Barrie Kosky sucht in seiner Inszenierung von Iphigenie auf Tauris Antworten auf die in allen Gesellschaften wiederkehrende, immanente Frage, wer wird durch welche Umstände wie schuldig und wie kann das Schicksalhafte durch Freundschaft und Liebe gebannt werden. Wenn vielleicht auch nur für einen kurzen Moment. Häufig muss dann eher nüchtn konstatiert werden, dass das Dinghafte von Machtstrukturen in historisch konkreten Situationen überaus manifest sein kann. Deshalb sind soziale, verlässliche Beziehungen besonders wichtig, wenn es ums Ganze geht.

Hört man mit dieser erfahrungsgesättigten Perspektive die eingangs zitierten Sätze, losgelöst aus dem Aller-Welts-Kontext, spannt sich ein assoziativer Bogen zur Inszenierung. Alltag des 21.Jahrhunderts und griechische Mythologie als Korrespondenz von Macht und Masse darzustellen, sie auf der Bühne als Szenario zu verhandeln, ist die Chance von Theater überhaupt. Wenn es gelingt, solche Assoziationsebenen zwischen historischem oder mythologischem Gestern und dem globalisierten Heute herzustellen, dann kann es sein, das Theater verändert zu verlassen, als man es betreten hat.
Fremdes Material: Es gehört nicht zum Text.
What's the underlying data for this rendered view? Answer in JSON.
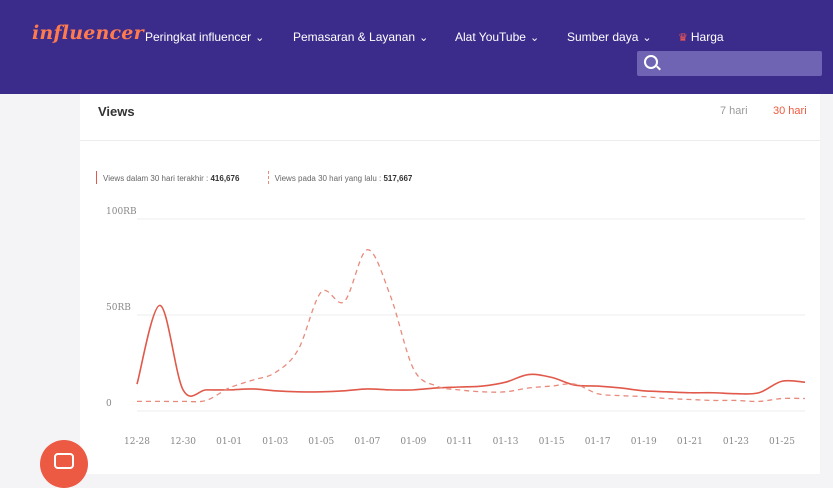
{
  "brand": {
    "logo_text": "influencer"
  },
  "nav": {
    "items": [
      {
        "label": "Peringkat influencer",
        "has_dropdown": true
      },
      {
        "label": "Pemasaran & Layanan",
        "has_dropdown": true
      },
      {
        "label": "Alat YouTube",
        "has_dropdown": true
      },
      {
        "label": "Sumber daya",
        "has_dropdown": true
      },
      {
        "label": "Harga",
        "has_dropdown": false
      }
    ],
    "search_placeholder": ""
  },
  "card": {
    "title": "Views",
    "periods": [
      {
        "label": "7 hari",
        "active": false
      },
      {
        "label": "30 hari",
        "active": true
      }
    ]
  },
  "legend": {
    "current_label": "Views dalam 30 hari terakhir :",
    "current_value": "416,676",
    "previous_label": "Views pada 30 hari yang lalu :",
    "previous_value": "517,667"
  },
  "chart_data": {
    "type": "line",
    "ytick_labels": [
      "0",
      "50RB",
      "100RB"
    ],
    "ytick_values": [
      0,
      50000,
      100000
    ],
    "ylim": [
      0,
      100000
    ],
    "x": [
      "12-28",
      "12-29",
      "12-30",
      "12-31",
      "01-01",
      "01-02",
      "01-03",
      "01-04",
      "01-05",
      "01-06",
      "01-07",
      "01-08",
      "01-09",
      "01-10",
      "01-11",
      "01-12",
      "01-13",
      "01-14",
      "01-15",
      "01-16",
      "01-17",
      "01-18",
      "01-19",
      "01-20",
      "01-21",
      "01-22",
      "01-23",
      "01-24",
      "01-25",
      "01-26"
    ],
    "xtick_labels": [
      "12-28",
      "12-30",
      "01-01",
      "01-03",
      "01-05",
      "01-07",
      "01-09",
      "01-11",
      "01-13",
      "01-15",
      "01-17",
      "01-19",
      "01-21",
      "01-23",
      "01-25"
    ],
    "series": [
      {
        "style": "solid",
        "color": "#e0594a",
        "values": [
          14000,
          55000,
          11000,
          11000,
          11000,
          11500,
          10500,
          10000,
          10000,
          10500,
          11500,
          11000,
          11000,
          12000,
          12500,
          13000,
          15000,
          19000,
          17500,
          13500,
          13000,
          12000,
          10500,
          10000,
          9500,
          9500,
          9000,
          9500,
          15500,
          15000
        ]
      },
      {
        "style": "dashed",
        "color": "#e88a7c",
        "values": [
          5000,
          5000,
          5000,
          5500,
          12000,
          16000,
          20000,
          32000,
          62000,
          57000,
          84000,
          60000,
          22000,
          13000,
          11000,
          10000,
          10000,
          12000,
          13000,
          14000,
          9000,
          8000,
          7500,
          6500,
          6000,
          5500,
          5500,
          5000,
          6500,
          6500
        ]
      }
    ],
    "grid": true
  },
  "chat": {
    "icon": "chat-icon"
  }
}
Umstellt von unendlich variierenden Informationen über alles und jedes, werden sie selbst häufig zum Menetekel ihrer eigenen Unglaubwürdigkeit. Verlässliche Orientierungen sind lebensnotwendig, aber selten auf direktem Weg zu bekommen. Koskys Iphigenie-Inszenierung fokussiert wie in einem Brennspiegel die Informationen und Bilder, die wir glauben zu kennen. Waterbording aus dem irakischen Abu-Ghuraib-Folterskandal, die Folterpraktiken in Guantanamo. Enthemmte Soldateska als sich verselbständigendes Massenphänomen. In Distanz über die Medien gesehen, verkommen sie mitunter als Teil der globalen Unterhaltungsmaschinerie.

Wie kann es dazu kommen, dass anständige Menschen bereit sind, Gewalt und Mord als Befehlsnotstandsfolge zu legitimieren. In der Opfer-Mord-Familientragödie von Agamemnon und Klytemnestra und ihren Kindern Iphigenie und Orest im Umfeld des Trojanischen Krieges ist es Diana, die Schutzgöttin der Frauen und Mädchen, die mit ihrem zwiespältigen, mit logisch moralischen Maßstäben nicht nach zu vollziehendem Handeln Leben einerseits zerstört und andererseits rettet. So absurd und unerklärbar, wie sich Leben in seiner radikalen Verneinung als Mord und Totschlag ausagiert.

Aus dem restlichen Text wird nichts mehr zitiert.